Later that evening, when he found himself completely alone and in total silence in the cells beneath the Ministry, he thought of Hermione. Not of her strong voice ringing reasoning around the Court. Not of her loyalty to the Right cause or to the ones she cared about most. Nor her squinting at pages of evidence and winces of pain, subtle signs of her torture under his Aunt, as she stubbornly gulped Pain Relieving Potion from her tea cup – unbeknownst to anyone else, that showed her resilience. Not of the things the Prophet would proclaim of her performance in the morning papers. He thought of none of them.

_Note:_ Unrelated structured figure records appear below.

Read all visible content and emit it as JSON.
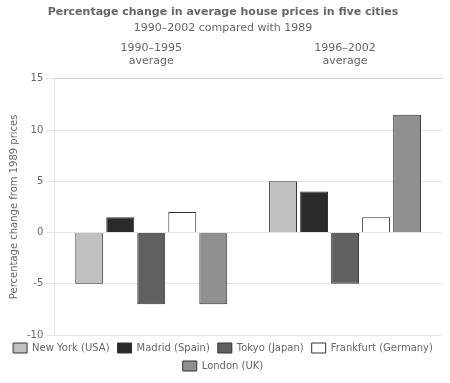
{
  "chart_data": {
    "type": "bar",
    "title": "Percentage change in average house prices in five cities",
    "subtitle": "1990–2002 compared with 1989",
    "categories": [
      "1990–1995\naverage",
      "1996–2002\naverage"
    ],
    "ylabel": "Percentage change from 1989 prices",
    "ylim": [
      -10,
      15
    ],
    "yticks": [
      -10,
      -5,
      0,
      5,
      10,
      15
    ],
    "grid": true,
    "legend": "bottom",
    "series": [
      {
        "name": "New York (USA)",
        "color": "#c0c0c0",
        "values": [
          -5,
          5
        ]
      },
      {
        "name": "Madrid (Spain)",
        "color": "#2a2a2a",
        "values": [
          1.5,
          4
        ]
      },
      {
        "name": "Tokyo (Japan)",
        "color": "#606060",
        "values": [
          -7,
          -5
        ]
      },
      {
        "name": "Frankfurt (Germany)",
        "color": "#ffffff",
        "values": [
          2,
          1.5
        ]
      },
      {
        "name": "London (UK)",
        "color": "#909090",
        "values": [
          -7,
          11.5
        ]
      }
    ]
  }
}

He thought of her skin, finally regaining its sun kissed colour, after months hiding underground. Her riotous hair no longer restrained, that would be spread across her pillow right now, deceptively soft under the frizz. Long, lean legs outlined in a navy pencil skirt. Papers being organised and reorganised by petite hands stained with ink. He knew those hands well. He'd held her hand throughout a night that felt like a lifetime ago, when they were weaning her down on the Pain Relief Potion, and he'd clutched her hand into the early hours, offering comfort in a way words failed. Lay in his dingy, rickety, threadbare bed in the cold and damp cell, he could nearly feel her hand in his again, this time offering him comfort…
He scoffed at himself and his absurd notions. Tossing over onto the other side of the cot, he dismissed all thoughts of Granger and her gentle kindness. He would never have it. He did not deserve it.